Jim menyampaikan kegiatan membuat hujan buatan saat ini masih dilakukan di daerah pesisir Riau. Per hari Minggu (22/2/2026) kegiatan OMC dilakukan di wilayah Siak.

Dalam operasi tersebut sebanyak 1 ton garam disemai dalam satu sortie kegiatan.

"Kegiatan OMC masih difokuskan didaerah pesisir Riau yang menurut informasi dari BMKG curah hujannya menurun. Kemudian didaerah tersebut juga banyak terdapat lahan gambut," sebutnya.

Sementara itu, hingga saat ini mencatat sudah ada 11 kabupaten/kota di Riau yang terjadi kebakaran hutan dan lahan (karhutla) pada awal tahun ini.

Dari 11 daerah tersebut, total luasan karhutla sebanyak 1.041,74 hektare. Daerah-daerah yang sudah terjadi karhutla di antaranya Bengkalis, Kepulauan Meranti, Siak, Kampar, Pelalawan, Indragiri Hulu (Inhu), Indragiri Hilir (Inhil), Kuantan Singingi (Kuansing), Rokan Hilir (Rohil), Kota Dumai dan Pekanbaru.

"Hingga saat ini sudah 11 daerah di Riau yang ditemukan terjadi Karhutla.

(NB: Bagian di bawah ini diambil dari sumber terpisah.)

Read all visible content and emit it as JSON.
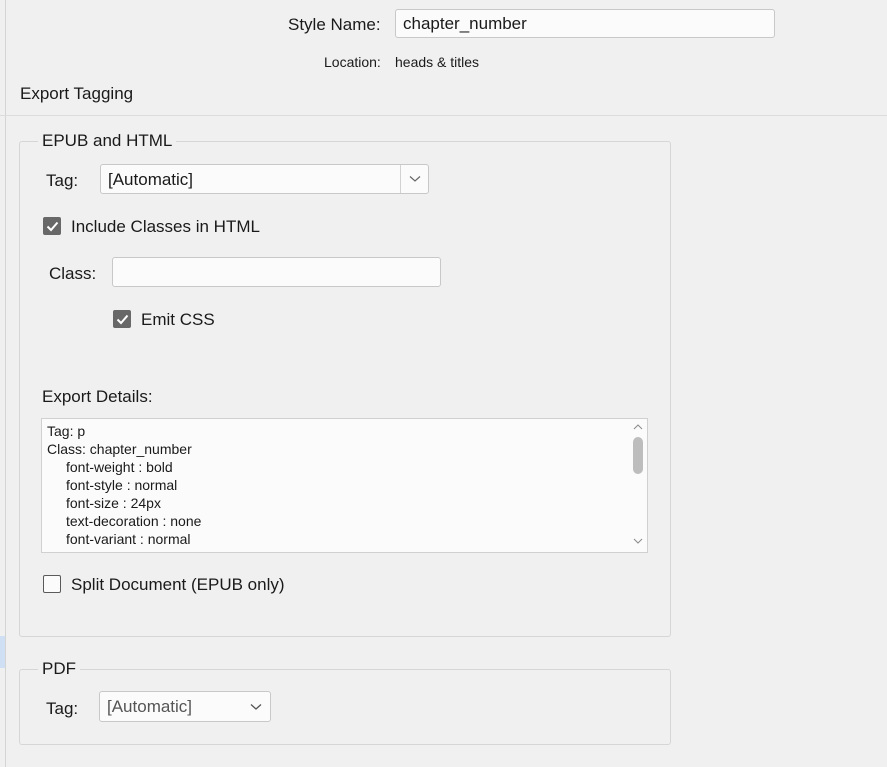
{
  "header": {
    "style_name_label": "Style Name:",
    "style_name_value": "chapter_number",
    "location_label": "Location:",
    "location_value": "heads & titles"
  },
  "section": {
    "title": "Export Tagging"
  },
  "epub_html": {
    "legend": "EPUB and HTML",
    "tag_label": "Tag:",
    "tag_value": "[Automatic]",
    "include_classes_label": "Include Classes in HTML",
    "include_classes_checked": true,
    "class_label": "Class:",
    "class_value": "",
    "emit_css_label": "Emit CSS",
    "emit_css_checked": true,
    "export_details_label": "Export Details:",
    "export_details_lines": [
      "Tag: p",
      "Class: chapter_number",
      "font-weight : bold",
      "font-style : normal",
      "font-size : 24px",
      "text-decoration : none",
      "font-variant : normal"
    ],
    "split_document_label": "Split Document (EPUB only)",
    "split_document_checked": false
  },
  "pdf": {
    "legend": "PDF",
    "tag_label": "Tag:",
    "tag_value": "[Automatic]"
  },
  "icons": {
    "dropdown": "chevron-down-icon",
    "checkmark": "checkmark-icon",
    "scroll_up": "scroll-up-arrow-icon",
    "scroll_down": "scroll-down-arrow-icon"
  },
  "colors": {
    "background": "#f0f0f0",
    "checkbox_checked": "#686868",
    "input_background": "#fbfbfb",
    "border": "#c8c8c8"
  }
}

Total luasan karhutla 1.041,74 hektare," terang Jim.

Untuk karhutla di Kota Dumai hingga saat ini tercatat seluas 30,52 hektare, Bengkalis 201,01 hektare, Kepulauan Meranti 13,40 hektare, Siak 63,53 hektare, Pekanbaru 14,08 hektare, Kampar 29,50 hektare, Pelalawan 612,30 hektare, Inhu 1,20 hektare, Inhi 64,70 hektare, Rohil 10 hektare dan Kuansing 1,50 hektare.

"Dari rincian luasan tersebut, juga ditemukan 1.849 hotspot atau titik panas dengan jumlah fire spot atau titik api sebanyak 128 ," ujarnya.

Namun demikian, saat ini karhutla yang terjadi di beberapa wilayah tersebut dilaporkan sudah berhasil ditangani oleh tim gabungan dilokasi.

"Laporan dari masing-masing daerah karhutla diwilayah sudah bisa ditangani. Hujan juga terjadi cukup rata di Riau beberapa hari terakhir ini," tegas Jim.